The first specifications for the Saada project was focused on the the capacity of dealing with heterogeneous dataset and the ability to accept complex queries based on relationships linking data each to other.
If our database was populated with one collection of people and one collection of clothes, we would be able to answer quickly to such queries :
Looking for people older the 62 and having 2 red trousers but no white socks.
This kind of query mix constraints on searched data (older than 62), constraints on counterparts (trousers must be red and socks must be white) and cardinality constraints (2 red trousers and 0 white socks).
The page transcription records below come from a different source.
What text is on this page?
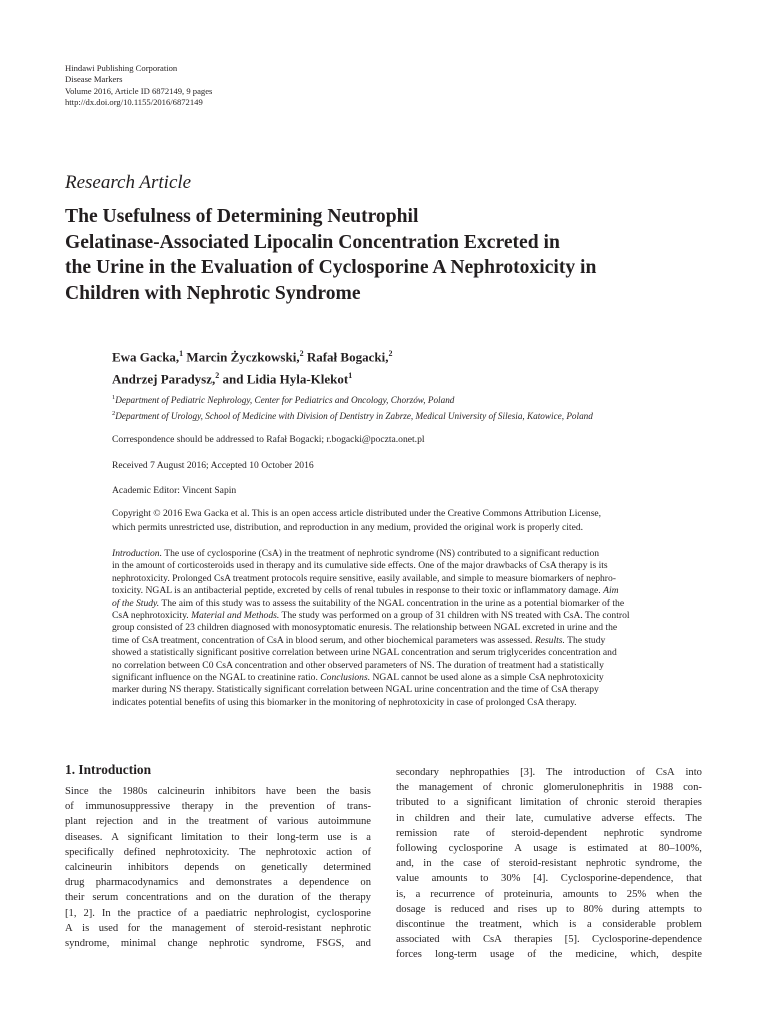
Hindawi Publishing Corporation
Disease Markers
Volume 2016, Article ID 6872149, 9 pages
http://dx.doi.org/10.1155/2016/6872149
Research Article
The Usefulness of Determining Neutrophil
Gelatinase-Associated Lipocalin Concentration Excreted in
the Urine in the Evaluation of Cyclosporine A Nephrotoxicity in
Children with Nephrotic Syndrome
Ewa Gacka,$^1$ Marcin Życzkowski,$^2$ Rafał Bogacki,$^2$
Andrzej Paradysz,$^2$ and Lidia Hyla-Klekot$^1$
$^1$Department of Pediatric Nephrology, Center for Pediatrics and Oncology, Chorzów, Poland
$^2$Department of Urology, School of Medicine with Division of Dentistry in Zabrze, Medical University of Silesia, Katowice, Poland
Correspondence should be addressed to Rafał Bogacki; r.bogacki@poczta.onet.pl
Received 7 August 2016; Accepted 10 October 2016
Academic Editor: Vincent Sapin
Copyright © 2016 Ewa Gacka et al. This is an open access article distributed under the Creative Commons Attribution License,
which permits unrestricted use, distribution, and reproduction in any medium, provided the original work is properly cited.
Introduction. The use of cyclosporine (CsA) in the treatment of nephrotic syndrome (NS) contributed to a significant reduction
in the amount of corticosteroids used in therapy and its cumulative side effects. One of the major drawbacks of CsA therapy is its
nephrotoxicity. Prolonged CsA treatment protocols require sensitive, easily available, and simple to measure biomarkers of nephro-
toxicity. NGAL is an antibacterial peptide, excreted by cells of renal tubules in response to their toxic or inflammatory damage. Aim
of the Study. The aim of this study was to assess the suitability of the NGAL concentration in the urine as a potential biomarker of the
CsA nephrotoxicity. Material and Methods. The study was performed on a group of 31 children with NS treated with CsA. The control
group consisted of 23 children diagnosed with monosyptomatic enuresis. The relationship between NGAL excreted in urine and the
time of CsA treatment, concentration of CsA in blood serum, and other biochemical parameters was assessed. Results. The study
showed a statistically significant positive correlation between urine NGAL concentration and serum triglycerides concentration and
no correlation between C0 CsA concentration and other observed parameters of NS. The duration of treatment had a statistically
significant influence on the NGAL to creatinine ratio. Conclusions. NGAL cannot be used alone as a simple CsA nephrotoxicity
marker during NS therapy. Statistically significant correlation between NGAL urine concentration and the time of CsA therapy
indicates potential benefits of using this biomarker in the monitoring of nephrotoxicity in case of prolonged CsA therapy.
1. Introduction
Since the 1980s calcineurin inhibitors have been the basis
of immunosuppressive therapy in the prevention of trans-
plant rejection and in the treatment of various autoimmune
diseases. A significant limitation to their long-term use is a
specifically defined nephrotoxicity. The nephrotoxic action of
calcineurin inhibitors depends on genetically determined
drug pharmacodynamics and demonstrates a dependence on
their serum concentrations and on the duration of the therapy
[1, 2]. In the practice of a paediatric nephrologist, cyclosporine
A is used for the management of steroid-resistant nephrotic
syndrome, minimal change nephrotic syndrome, FSGS, and
secondary nephropathies [3]. The introduction of CsA into
the management of chronic glomerulonephritis in 1988 con-
tributed to a significant limitation of chronic steroid therapies
in children and their late, cumulative adverse effects. The
remission rate of steroid-dependent nephrotic syndrome
following cyclosporine A usage is estimated at 80–100%,
and, in the case of steroid-resistant nephrotic syndrome, the
value amounts to 30% [4]. Cyclosporine-dependence, that
is, a recurrence of proteinuria, amounts to 25% when the
dosage is reduced and rises up to 80% during attempts to
discontinue the treatment, which is a considerable problem
associated with CsA therapies [5]. Cyclosporine-dependence
forces long-term usage of the medicine, which, despite
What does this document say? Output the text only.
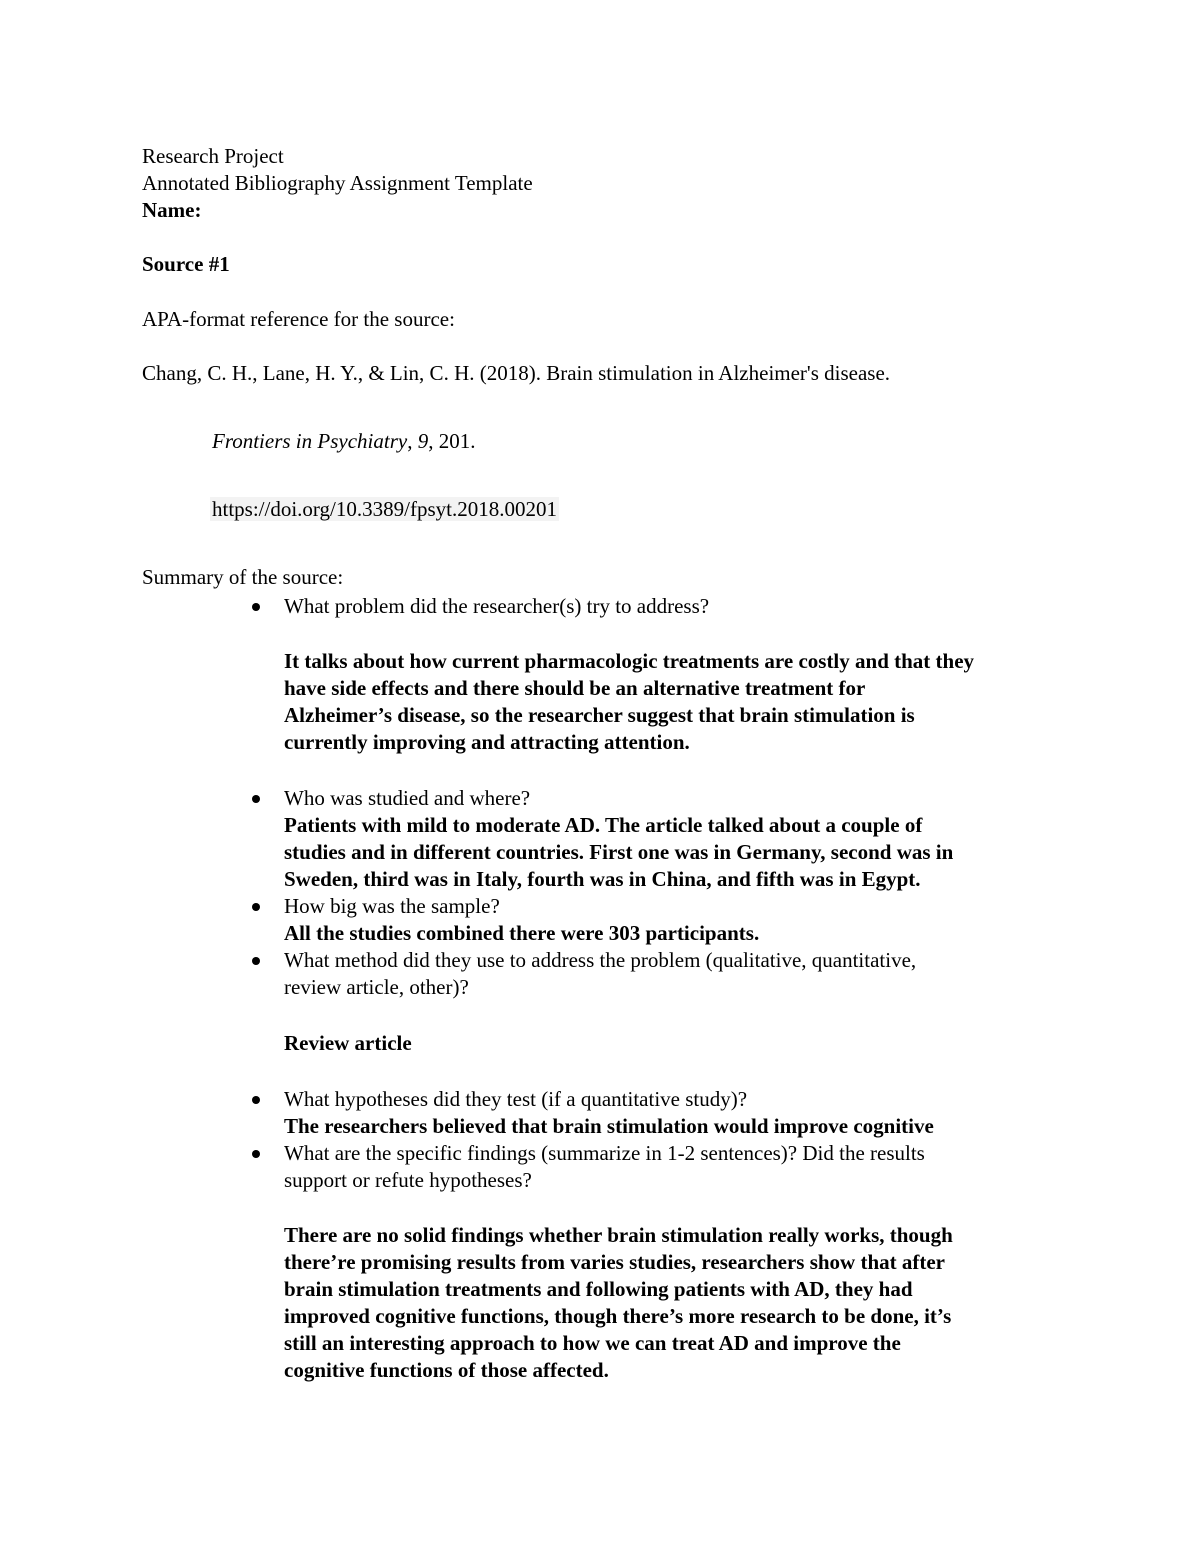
Research Project
Annotated Bibliography Assignment Template
Name:
Source #1
APA-format reference for the source:
Chang, C. H., Lane, H. Y., & Lin, C. H. (2018). Brain stimulation in Alzheimer's disease.
Frontiers in Psychiatry, 9, 201.
https://doi.org/10.3389/fpsyt.2018.00201
Summary of the source:
What problem did the researcher(s) try to address?
It talks about how current pharmacologic treatments are costly and that they
have side effects and there should be an alternative treatment for
Alzheimer’s disease, so the researcher suggest that brain stimulation is
currently improving and attracting attention.
Who was studied and where?
Patients with mild to moderate AD. The article talked about a couple of
studies and in different countries. First one was in Germany, second was in
Sweden, third was in Italy, fourth was in China, and fifth was in Egypt.
How big was the sample?
All the studies combined there were 303 participants.
What method did they use to address the problem (qualitative, quantitative,
review article, other)?
Review article
What hypotheses did they test (if a quantitative study)?
The researchers believed that brain stimulation would improve cognitive
What are the specific findings (summarize in 1-2 sentences)? Did the results
support or refute hypotheses?
There are no solid findings whether brain stimulation really works, though
there’re promising results from varies studies, researchers show that after
brain stimulation treatments and following patients with AD, they had
improved cognitive functions, though there’s more research to be done, it’s
still an interesting approach to how we can treat AD and improve the
cognitive functions of those affected.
Tests achieved at this time showed that SQL was too slow to process such queries on large collections. We decide then to develop an engine dedicated to the processing of relationship patterns. The Saada query engine has been designed to process separately constraints on searched data (people older the 62) and constraints on counterparts (having 2 red trousers but no white socks) and to merge the results.
The processing of constraints on counterparts (see correlation patterns) is based on indexes looking like Java HashMap and stored in files.
- These indexes are completely rebuilt each time the relationship is populated.
- They are designed to be quickly uploaded from file to the SaadaDB query engine
- They are locked in memory while one query is processed. That allows to tag selected data within the index itself and then to avoid time consuming copies.
- Stored indexes are not always used. In some cases, a specific index can be built in memory while the correlation pattern is processed.
The SQL limitation is a consequence of the difficulty of storing verctors in tables and to make efficient selection on their content.
last update 2008-05-17